I live right near a small river that runs through our town, is is probably at the most 6 feet deep and there is a ton of snags. My question is how do i catch the walleye in the river there are a lot of them. but all my lures get snagged. any comments would be appreciated. thanks :beer:


----------



## Sask hunter (Sep 11, 2008)

If the snags are right on the bottom u could use a bobber and a jig and minnow


----------



## Trapping God (Apr 14, 2009)

Thanks i will have to go and try that tomorrow. Thanks :beer:


----------



## Sask hunter (Sep 11, 2008)

Trapping God said:


> Thanks i will have to go and try that tomorrow.

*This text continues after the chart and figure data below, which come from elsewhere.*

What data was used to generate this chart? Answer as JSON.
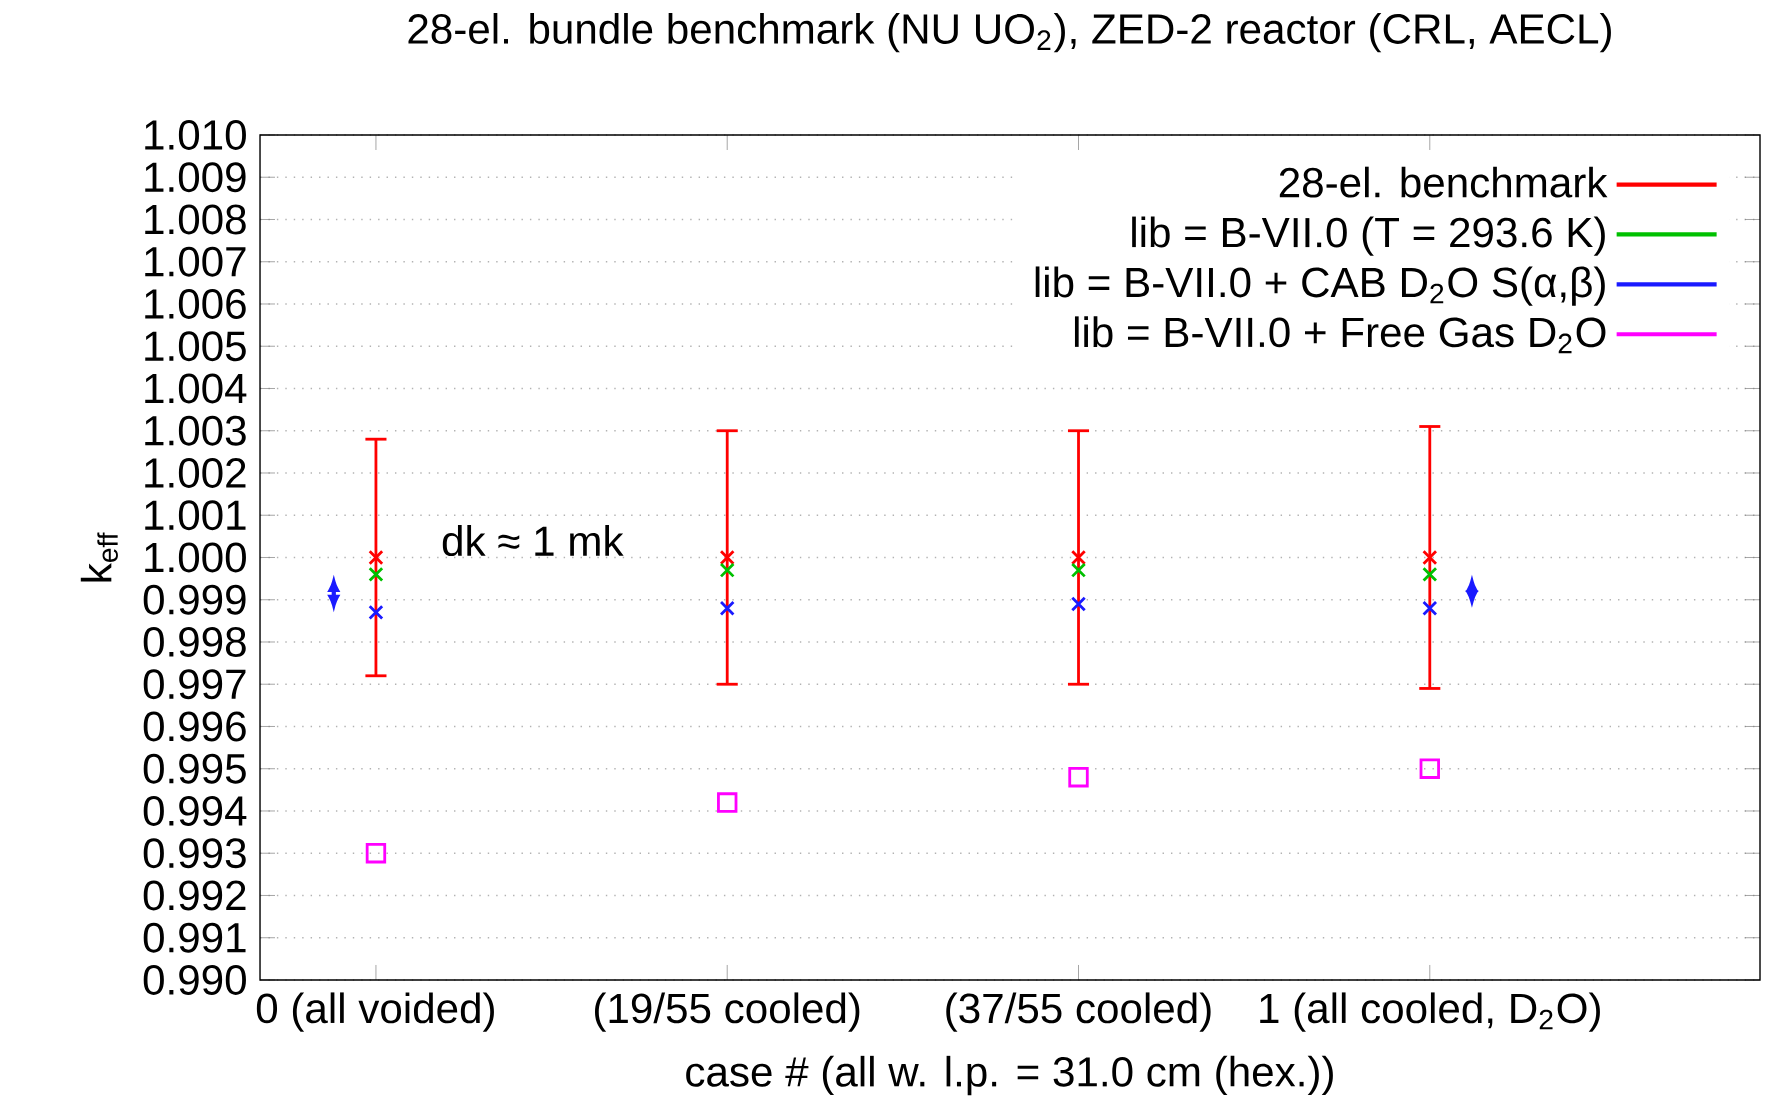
{
  "chart_data": {
    "type": "scatter",
    "title": "28-el. bundle benchmark (NU UO$_{2}$),  ZED-2 reactor (CRL, AECL)",
    "xlabel": "case #  (all w. l.p. = 31.0 cm (hex.))",
    "ylabel": "k$_{eff}$",
    "categories": [
      "0 (all voided)",
      "(19/55 cooled)",
      "(37/55 cooled)",
      "1 (all cooled, D$_{2}$O)"
    ],
    "series": [
      {
        "name": "28-el. benchmark",
        "color": "#ff0000",
        "marker": "cross",
        "values": [
          1.0,
          1.0,
          1.0,
          1.0
        ],
        "errors": [
          [
            0.9972,
            1.0028
          ],
          [
            0.997,
            1.003
          ],
          [
            0.997,
            1.003
          ],
          [
            0.9969,
            1.0031
          ]
        ]
      },
      {
        "name": "lib = B-VII.0 (T = 293.6 K)",
        "color": "#00c000",
        "marker": "cross",
        "values": [
          0.9996,
          0.9997,
          0.9997,
          0.9996
        ]
      },
      {
        "name": "lib = B-VII.0 + CAB D$_{2}$O S(α,β)",
        "color": "#1a1aff",
        "marker": "cross",
        "values": [
          0.9987,
          0.9988,
          0.9989,
          0.9988
        ]
      },
      {
        "name": "lib = B-VII.0 + Free Gas D$_{2}$O",
        "color": "#ff00ff",
        "marker": "square",
        "values": [
          0.993,
          0.9942,
          0.9948,
          0.995
        ]
      }
    ],
    "ylim": [
      0.99,
      1.01
    ],
    "yticks": [
      {
        "value": 0.99,
        "label": "0.990"
      },
      {
        "value": 0.991,
        "label": "0.991"
      },
      {
        "value": 0.992,
        "label": "0.992"
      },
      {
        "value": 0.993,
        "label": "0.993"
      },
      {
        "value": 0.994,
        "label": "0.994"
      },
      {
        "value": 0.995,
        "label": "0.995"
      },
      {
        "value": 0.996,
        "label": "0.996"
      },
      {
        "value": 0.997,
        "label": "0.997"
      },
      {
        "value": 0.998,
        "label": "0.998"
      },
      {
        "value": 0.999,
        "label": "0.999"
      },
      {
        "value": 1.0,
        "label": "1.000"
      },
      {
        "value": 1.001,
        "label": "1.001"
      },
      {
        "value": 1.002,
        "label": "1.002"
      },
      {
        "value": 1.003,
        "label": "1.003"
      },
      {
        "value": 1.004,
        "label": "1.004"
      },
      {
        "value": 1.005,
        "label": "1.005"
      },
      {
        "value": 1.006,
        "label": "1.006"
      },
      {
        "value": 1.007,
        "label": "1.007"
      },
      {
        "value": 1.008,
        "label": "1.008"
      },
      {
        "value": 1.009,
        "label": "1.009"
      },
      {
        "value": 1.01,
        "label": "1.010"
      }
    ],
    "grid": "y",
    "legend": "top right",
    "annotations": [
      "dk ≈ 1 mk"
    ]
  }
}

Thanks :beer:


Tell us how you make out


----------



## specialpatrolgroup (Jan 16, 2009)

Try an ODD-BALL jig with a curly tail grub or somehting simular, the great thing about the odd ball is that it can be rigged weedless, and natrually keeps the hook at a 90 degree angle to the bottom.


----------



## hunter121390 (Nov 7, 2006)

i like using floating rapalas and reeling in a bit, stopping, then reeling again, basically just start stop start stop reeling. works pretty good for me


----------



## jwdinius1 (Dec 14, 2006)

slip bobber!


----------